Ermos
They sat around a campfire, burning the wood of rotten roots, enjoying the rich juices of the fruit that Pash had tucked away inside that rucksack of his.
"It would have been a shame to leave them all to rot," he had explained as he revealed his treasure, "so I packed away as much as I could fit, just in case we needed them in the future."
And Ermos was very glad he did. He wasn't much a fan of pears, but these were a different sort. They were like the very best version of what a pear could be. So sweet and juicy and soft yet not too soft. He could have eaten a thousand of them. The juices dribbled down his chin, and he didn't care to brush them away.
They shared their food with Mane, who had a rather voracious appetite, even though he had bread and supplies of his own. But more than Mane, it was those teenage swordsmen that ate the most. Ermos watched them in fascination as they devoured one fruit after the other.
Even the two girls ate more than he would have expected and the boys almost matched Ermos in appetite – a fact that he wasn't too fond of, for he was very proud of how much food he was able to put away.
For a time, they merely ate in silence, the only sound being the crackling of the fire and the crunching of fruit. Those starving students also took massive gulps of water, completely emptying the canteens that Pash had brought with him, but the young apprentice had merely smiled and gone to refill them by one of the clear nearby flowing streams. He was very resourceful like that.
It was Ermos that spoke up first, bored of the silence. "You guys really eat a lot. How long have you been down here?"
Everyone gave him a strange look, as though it was weird that he was asking, but it didn't bother Ermos too much. He was used to those kinds of glances.
"…Eight days," a gloomy-looking boy said. He had long dark hair, a handsome youth with an angular chin and a soft nose. If he wanted to, he could quite easily have pretended to be a girl, and he would definitely have been hailed as a beauty.
"You've done well to preserve yourselves for that long," Mane said stoically. "Your resolve is to be admired. How did you manage it?"
The other boy spoke up. He seemed more like the cheery type, though there was still a sadness written on his face. He had a dumb look to him, with big green eyes that stared out at the world as though everything surprised him and short cut blonde hair held back with an unfashionable headband. "We drank from the streams. I kept telling these guys that someone would sure to be looking for us, but I didn't think it would be you who came to our rescue, Sir Mane! It's an honour to meet you."
The other boy gave him a dark look, as though angered by his cheeriness, but he said nothing and merely kept to his aggressiveness in a silence.
"I am sorry that it took me so long," was all Mane said, his eyes flickering towards the corpse that hung nearby.
The moody boy was quick to pick up on that. "So are we. His name was Sunne.
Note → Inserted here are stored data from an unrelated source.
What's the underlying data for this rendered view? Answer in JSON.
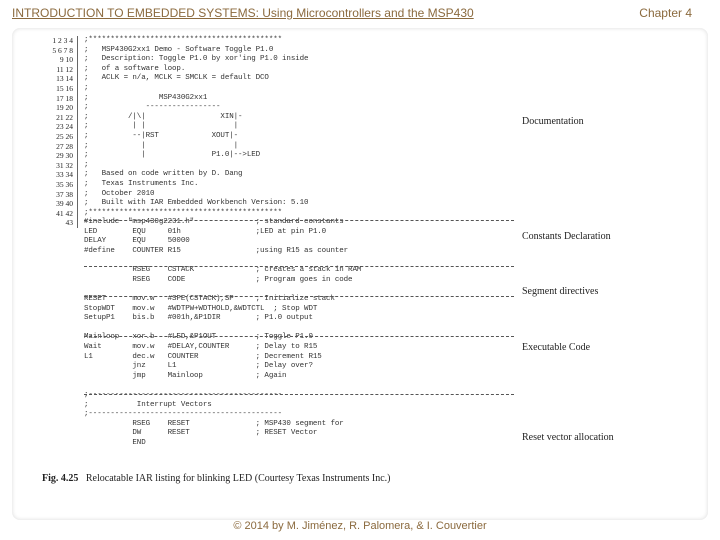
{
  "header": {
    "title": "INTRODUCTION TO EMBEDDED SYSTEMS: Using Microcontrollers and the MSP430",
    "chapter": "Chapter 4"
  },
  "footer": {
    "copyright": "© 2014 by M. Jiménez, R. Palomera, & I. Couvertier"
  },
  "caption": {
    "label": "Fig. 4.25",
    "text": "Relocatable IAR listing for blinking LED (Courtesy Texas Instruments Inc.)"
  },
  "section_labels": {
    "doc": "Documentation",
    "const": "Constants Declaration",
    "seg": "Segment directives",
    "exec": "Executable Code",
    "reset": "Reset vector allocation"
  },
  "listing": {
    "lines": "1\n2\n3\n4\n5\n6\n7\n8\n9\n10\n11\n12\n13\n14\n15\n16\n17\n18\n19\n20\n21\n22\n23\n24\n25\n26\n27\n28\n29\n30\n31\n32\n33\n34\n35\n36\n37\n38\n39\n40\n41\n42\n43",
    "code": ";********************************************\n;   MSP430G2xx1 Demo - Software Toggle P1.0\n;   Description: Toggle P1.0 by xor'ing P1.0 inside\n;   of a software loop.\n;   ACLK = n/a, MCLK = SMCLK = default DCO\n;\n;                MSP430G2xx1\n;             -----------------\n;         /|\\|                 XIN|-\n;          | |                    |\n;          --|RST            XOUT|-\n;            |                    |\n;            |               P1.0|-->LED\n;\n;   Based on code written by D. Dang\n;   Texas Instruments Inc.\n;   October 2010\n;   Built with IAR Embedded Workbench Version: 5.10\n;********************************************\n#include  \"msp430g2231.h\"              ; standard constants\nLED        EQU     01h                 ;LED at pin P1.0\nDELAY      EQU     50000\n#define    COUNTER R15                 ;using R15 as counter\n\n           RSEG    CSTACK              ; creates a stack in RAM\n           RSEG    CODE                ; Program goes in code\n\nRESET      mov.w   #SFE(CSTACK),SP     ; Initialize stack\nStopWDT    mov.w   #WDTPW+WDTHOLD,&WDTCTL  ; Stop WDT\nSetupP1    bis.b   #001h,&P1DIR        ; P1.0 output\n\nMainloop   xor.b   #LED,&P1OUT         ; Toggle P1.0\nWait       mov.w   #DELAY,COUNTER      ; Delay to R15\nL1         dec.w   COUNTER             ; Decrement R15\n           jnz     L1                  ; Delay over?\n           jmp     Mainloop            ; Again\n\n;--------------------------------------------\n;           Interrupt Vectors\n;--------------------------------------------\n           RSEG    RESET               ; MSP430 segment for\n           DW      RESET               ; RESET Vector\n           END"
  }
}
Her brother." He pointed to one of the quiet girls to illustrate his words. She timidly looked away, unhappy to have the attention. A pair of round glasses rested on the end of her nose, and long brown hair hung down from her head. It was so long, in fact, that it almost gave the Queen of Flowers a run for her money – it went all the way down to her knees, ending in a pair of bells tied on by blue ribbons.
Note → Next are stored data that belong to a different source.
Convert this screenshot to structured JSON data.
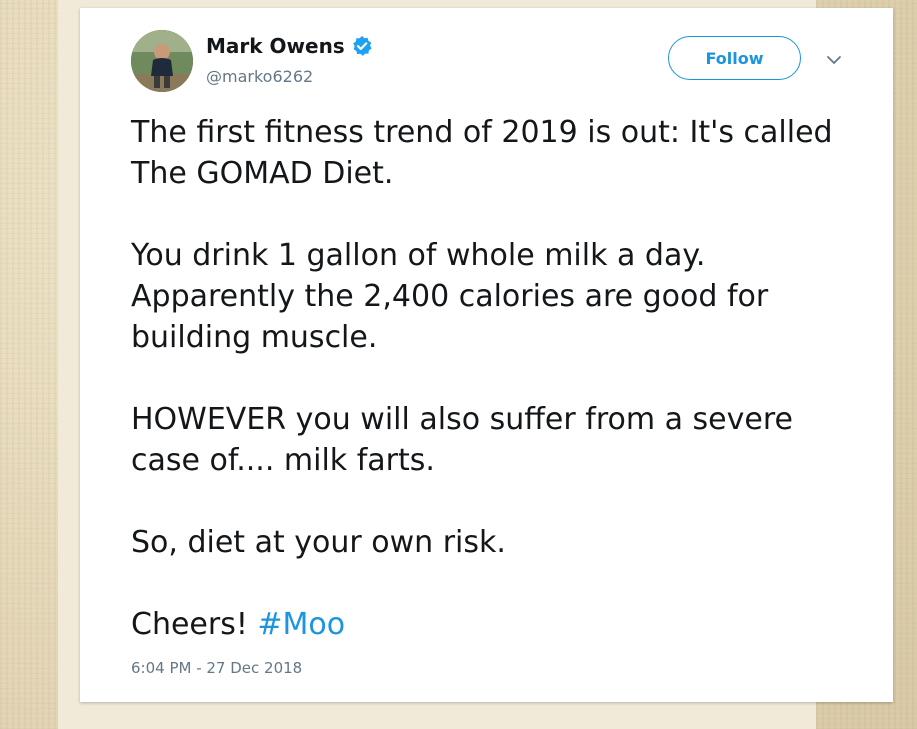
{
  "tweet": {
    "author": {
      "display_name": "Mark Owens",
      "handle": "@marko6262",
      "verified": true,
      "avatar_icon": "profile-photo"
    },
    "follow_label": "Follow",
    "menu_icon": "chevron-down-icon",
    "paragraphs": [
      [
        "The first fitness trend of 2019 is out: It's called",
        "The GOMAD Diet."
      ],
      [
        "You drink 1 gallon of whole milk a day.",
        "Apparently the 2,400 calories are good for",
        "building muscle."
      ],
      [
        "HOWEVER you will also suffer from a severe",
        "case of.... milk farts."
      ],
      [
        "So, diet at your own risk."
      ]
    ],
    "closing_text": "Cheers! ",
    "hashtag": "#Moo",
    "timestamp": "6:04 PM - 27 Dec 2018"
  },
  "colors": {
    "accent": "#1b95e0",
    "text": "#14171a",
    "muted": "#657786",
    "background": "#e8dcc0",
    "card": "#ffffff"
  }
}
"You can't blame them for that! Sunne died on the first day, and he died defending us. It was our fault. Don't you try to put it any other way, Lucifan," the last girl spoke up loudly. It was only then that Ermos noticed her impressive chest. She proudly showed it off, wearing a short cut red velvet waistcoat that stopped before it could cover her belly. Her short cut shoulder-length red hair gave her a boyish look, but that chest did much to offset it.
As they talked, Ermos marvelled at it in confusion. How on earth could they grow so big? He felt his own chest. It was nowhere near that size. Maybe if he trained a little more, then he could…
"Okay…" Lucifan shrugged with a smug self-satisfied grin on his face, as though he washed himself of all responsibility.
"Gr…" the girl twisted her lips in annoyance, before dipping her head to Mane. "Please forgive him, Sir Mane. The lack of food must have made him… irritable."
Mane held up his hand to stop her and he shook his head. "There is no explanation necessary. His criticism is right. A problem of this scale should have been dealt with long before any students had to come and solve it."
"But you were off fighting dragons, weren't you?" The blonde-haired boy piped up excitedly. "I'm Fer, by the way. Fer Gaster! You're the reason I started training with the sword in the first place. My aim is to be able to wield one just like yours – no, even bigger! Everyone called you stupid at the start, didn't they? That's the same thing they say to me. But you kept with it, and look at you now, you're the Slash's greatest hero!"
"Tsch," Lucifan made a noise of disgust as Fer heaped the praise onto Mane. Ermos wondered what his problem was. The boy seemed thoroughly miserable. Of course, they had spent some time underground, Ermos could understand that making someone grumpy, but he'd just eaten the most delicious pears in the world, surely that was enough to make him smile?
Mane seemed just as uncomfortable with the praise. Ermos found it funny the way he squirmed as he formulated his reply. "A dragon fledgeling, yes," Mane agreed. "But I could have still made further haste, or ensured that someone else was sent in my place."